On Linux proc.wait() does not return after proc.kill() when there as sub/sub processes. This only happens when the standard streams are piped, it looks like wait() blocks until the pipes are closed.

import asyncio
import os
import time
async def main():
    proc = await asyncio.create_subprocess_exec(
        "/usr/bin/python3", "-c", "import os;os.system('sleep 20')",
        stdout=asyncio.subprocess.PIPE,
        stderr=asyncio.subprocess.PIPE)

    time.sleep(1)
    os.system("ps -f --forest --format pid,ppid,pgid,sid,comm")

    print(f">> This python proces pid={os.getpid()} has a `python3` child process, which has a `sleep` child process.")
    print(f">> Kill the `python3` child process pid={proc.pid}")
    proc.kill()

    os.system("ps -f --forest --format pid,ppid,pgid,sid,comm")
    print(f">> The `python3` child process was killed, the `sleep` process gets orfaned.")
    print(f">> Calling `proc.wait()` or `proc.communicate()` does not return until `sleep` process exits.")

    await proc.wait()

asyncio.run(main())

I don't know if it's a documentation issue or a bug.

CPython versions tested on:

3.11

Operating systems tested on:

Linux

vstinner commented 5 months ago

It's a surprising feature. communicate() waits until stdout (and stderr) is closed. If a child process spawns "sleep 20", the "sleep 20" inherits stdout and keeps it open for 20 seconds.

Maybe you should create a new process group and kill the whole process group, rather than only killing the "parent" process (parent of "sleep 20"). See the start_new_session parameter of subprocess.Popen and then use os.killpg().

That's what I did in test.libregrtest to make sure that CTRL+C kills immediately all processes, and not only direct child processes.

piwicode commented 5 months ago

Indeed the process groups can help, if the child process does not create another process group. But that is another story.

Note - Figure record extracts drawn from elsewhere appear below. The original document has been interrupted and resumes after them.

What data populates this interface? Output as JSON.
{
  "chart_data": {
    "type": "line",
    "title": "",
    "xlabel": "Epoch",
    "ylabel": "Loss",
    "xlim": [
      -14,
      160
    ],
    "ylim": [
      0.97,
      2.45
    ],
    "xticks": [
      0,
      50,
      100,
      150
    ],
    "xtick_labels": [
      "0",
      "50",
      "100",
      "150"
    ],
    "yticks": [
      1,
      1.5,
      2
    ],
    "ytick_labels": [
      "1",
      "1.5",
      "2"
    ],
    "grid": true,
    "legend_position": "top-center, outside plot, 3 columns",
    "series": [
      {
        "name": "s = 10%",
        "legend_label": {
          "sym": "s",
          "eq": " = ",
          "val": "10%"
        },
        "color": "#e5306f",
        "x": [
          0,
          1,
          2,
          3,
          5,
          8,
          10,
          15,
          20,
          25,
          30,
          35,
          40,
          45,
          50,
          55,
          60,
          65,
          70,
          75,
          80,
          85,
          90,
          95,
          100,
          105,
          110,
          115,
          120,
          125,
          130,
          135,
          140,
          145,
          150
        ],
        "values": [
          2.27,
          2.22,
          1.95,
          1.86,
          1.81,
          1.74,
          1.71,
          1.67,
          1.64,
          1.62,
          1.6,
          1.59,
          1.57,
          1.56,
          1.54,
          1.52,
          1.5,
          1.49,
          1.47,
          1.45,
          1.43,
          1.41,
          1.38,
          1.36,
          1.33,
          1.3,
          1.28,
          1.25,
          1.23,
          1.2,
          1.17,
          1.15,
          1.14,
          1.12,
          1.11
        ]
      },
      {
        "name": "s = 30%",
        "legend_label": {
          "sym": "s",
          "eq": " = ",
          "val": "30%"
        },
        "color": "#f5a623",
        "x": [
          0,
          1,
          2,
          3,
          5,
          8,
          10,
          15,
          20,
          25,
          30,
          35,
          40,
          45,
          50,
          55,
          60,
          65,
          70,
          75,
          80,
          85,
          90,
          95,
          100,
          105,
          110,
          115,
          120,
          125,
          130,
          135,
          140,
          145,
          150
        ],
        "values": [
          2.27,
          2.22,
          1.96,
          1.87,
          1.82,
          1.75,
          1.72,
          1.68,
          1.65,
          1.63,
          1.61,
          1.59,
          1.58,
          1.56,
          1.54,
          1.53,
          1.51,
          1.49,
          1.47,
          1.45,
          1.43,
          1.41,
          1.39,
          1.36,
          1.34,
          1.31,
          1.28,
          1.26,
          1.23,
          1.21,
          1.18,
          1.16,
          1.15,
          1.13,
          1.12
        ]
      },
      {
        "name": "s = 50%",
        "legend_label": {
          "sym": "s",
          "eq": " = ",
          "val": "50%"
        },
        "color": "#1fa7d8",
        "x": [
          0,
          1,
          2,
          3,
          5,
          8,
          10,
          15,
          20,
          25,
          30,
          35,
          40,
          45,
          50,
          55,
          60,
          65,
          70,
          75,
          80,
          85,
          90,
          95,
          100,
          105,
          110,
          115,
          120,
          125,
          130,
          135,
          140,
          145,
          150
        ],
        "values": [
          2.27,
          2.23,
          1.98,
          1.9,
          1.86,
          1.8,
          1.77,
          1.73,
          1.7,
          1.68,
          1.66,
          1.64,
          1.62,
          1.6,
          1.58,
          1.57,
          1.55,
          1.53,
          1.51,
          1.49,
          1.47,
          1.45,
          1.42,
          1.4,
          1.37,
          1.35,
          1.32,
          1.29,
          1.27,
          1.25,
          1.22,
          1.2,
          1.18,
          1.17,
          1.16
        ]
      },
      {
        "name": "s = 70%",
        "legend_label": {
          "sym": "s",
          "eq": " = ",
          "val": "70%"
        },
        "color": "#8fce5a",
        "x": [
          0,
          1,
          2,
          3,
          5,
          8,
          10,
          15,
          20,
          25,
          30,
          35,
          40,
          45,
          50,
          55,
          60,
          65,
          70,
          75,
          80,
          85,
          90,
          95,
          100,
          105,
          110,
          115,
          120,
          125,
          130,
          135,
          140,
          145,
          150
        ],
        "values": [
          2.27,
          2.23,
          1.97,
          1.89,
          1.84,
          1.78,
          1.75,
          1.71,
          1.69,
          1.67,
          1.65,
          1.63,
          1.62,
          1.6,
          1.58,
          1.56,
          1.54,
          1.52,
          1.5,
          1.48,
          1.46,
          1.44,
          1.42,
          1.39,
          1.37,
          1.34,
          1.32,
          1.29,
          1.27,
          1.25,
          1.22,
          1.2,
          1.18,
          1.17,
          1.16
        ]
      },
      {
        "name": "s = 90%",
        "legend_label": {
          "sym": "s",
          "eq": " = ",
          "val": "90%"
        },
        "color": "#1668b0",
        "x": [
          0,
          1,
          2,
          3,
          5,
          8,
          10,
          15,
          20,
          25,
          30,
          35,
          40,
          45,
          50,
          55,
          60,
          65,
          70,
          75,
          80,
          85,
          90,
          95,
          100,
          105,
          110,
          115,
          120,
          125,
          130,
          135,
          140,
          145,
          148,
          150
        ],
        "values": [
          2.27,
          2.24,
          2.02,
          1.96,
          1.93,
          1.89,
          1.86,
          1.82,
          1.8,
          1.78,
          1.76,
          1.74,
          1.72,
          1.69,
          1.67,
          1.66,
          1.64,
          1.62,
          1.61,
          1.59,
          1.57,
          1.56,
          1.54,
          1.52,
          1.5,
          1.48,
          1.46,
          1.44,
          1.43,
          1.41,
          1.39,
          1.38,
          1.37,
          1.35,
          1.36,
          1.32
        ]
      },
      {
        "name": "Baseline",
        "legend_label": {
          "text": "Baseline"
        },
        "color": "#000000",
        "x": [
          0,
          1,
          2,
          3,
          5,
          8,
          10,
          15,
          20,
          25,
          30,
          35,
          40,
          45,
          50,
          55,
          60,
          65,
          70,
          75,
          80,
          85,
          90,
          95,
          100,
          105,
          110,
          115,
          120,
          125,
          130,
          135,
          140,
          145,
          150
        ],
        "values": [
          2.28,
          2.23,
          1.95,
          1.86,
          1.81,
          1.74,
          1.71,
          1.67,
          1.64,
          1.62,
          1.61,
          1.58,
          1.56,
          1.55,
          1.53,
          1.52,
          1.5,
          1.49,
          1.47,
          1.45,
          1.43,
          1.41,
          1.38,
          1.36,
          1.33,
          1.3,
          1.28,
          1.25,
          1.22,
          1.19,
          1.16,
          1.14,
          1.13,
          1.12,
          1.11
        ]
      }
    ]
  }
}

Here my point is that we should clarify The documentation ton avoid any surprise. The same behavior applies to proc.wait().

For the record, the crurent documentation says "Wait for child process to terminate" which looks missleading to me.

vstinner commented 5 months ago

wait() and communicate() are very different.

piwicode commented 5 months ago

Indeed. This issue is about proc.wait() documentation. I updated the code snippet to male it clearer.

benzea commented 3 weeks ago

I really consider this a pretty bad bug. It is absolutely impossible to wait for the executed process. I specifically wanted to wait for the launched process and not the pipe to be closed. Unfortunately, with the current API that is pretty much impossible.

There is not even a timeout= parameter for wait(), so I am now resorting to having a second task that specifically closes the pipe using proc.stdout._transport._protocol.pipe.close() (after killing the process just in case). I consider this a really nasty workaround, as I just need to wait for the process to quit. However, adding a second child watch is also not really possible …

Considering we have the mess, maybe one could:

  1. Properly document the wait() behaviour
  2. Fix Process.wait() to not immediately return if the process already quit (BaseSubprocessTransport._wait needs to test self._finished not self._returncode to be consistent)
  3. Add a Process.waitpid() function with the expected behaviour that does not wait for the pipes to be closed
  4. Maybe add a close() function that can be used to explicitly close all pipes. Though I suppose that will happen anyway when the object is deleted.